The brands winning in beauty aren’t just better at marketing. They’re better at understanding which marketing actually works. When Reddit discussions train ChatGPT recommendations, when customers discover products on TikTok but buy through voice assistants, attribution becomes your competitive advantage.
When ChatGPT starts recommending your competitor’s products based on Reddit discussions you’ll never see in your analytics, will you even know why you’re losing market share?

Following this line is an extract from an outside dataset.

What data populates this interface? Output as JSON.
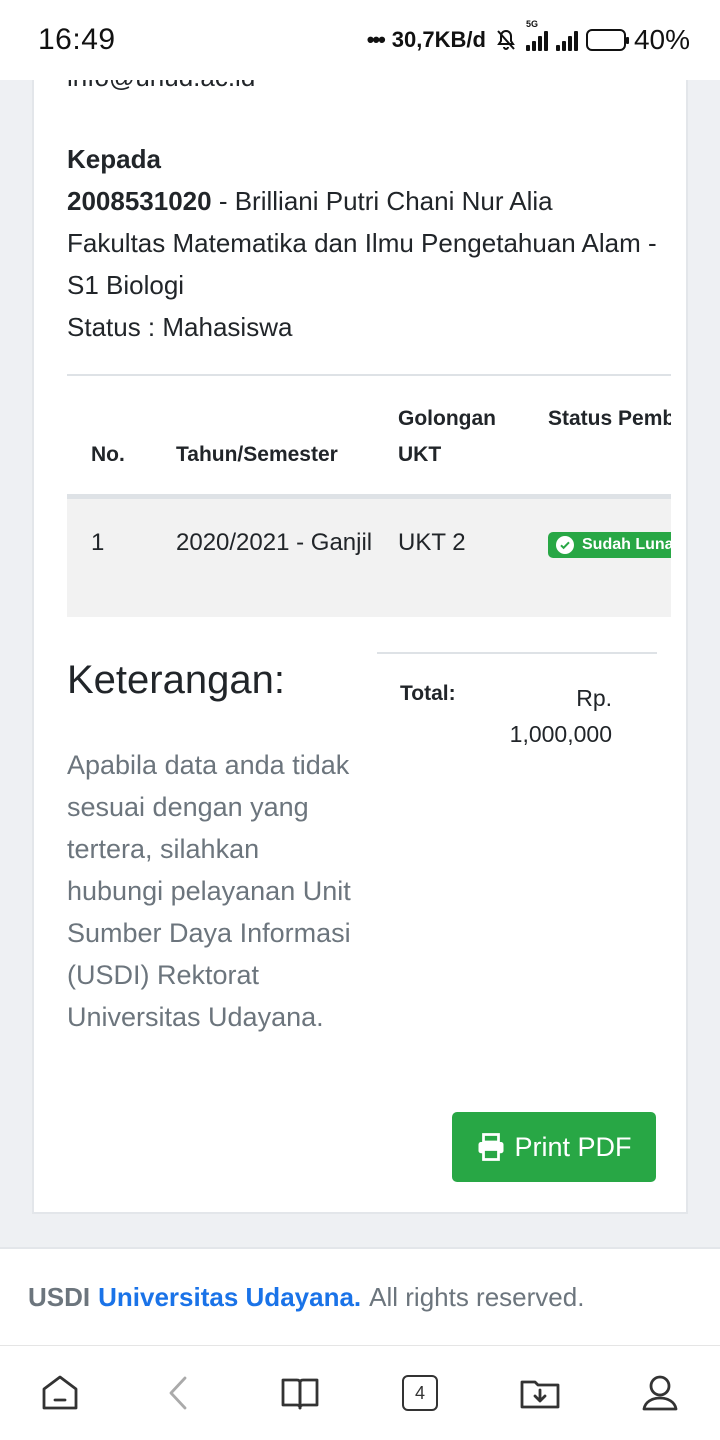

What happens when your biggest competitor starts selling through channels you can’t track? If you’re already missing 60% of revenue attribution with current tools, how much visibility will you lose when customers buy through AI assistants that don’t share conversion data?
The beauty brands seeing 6X ROAS aren’t just lucky. They’re asking different questions: Which of our “failed” campaigns are actually driving discovery? What audience segments perform best on platforms we’ve written off? How much revenue are we attributing to the wrong channels?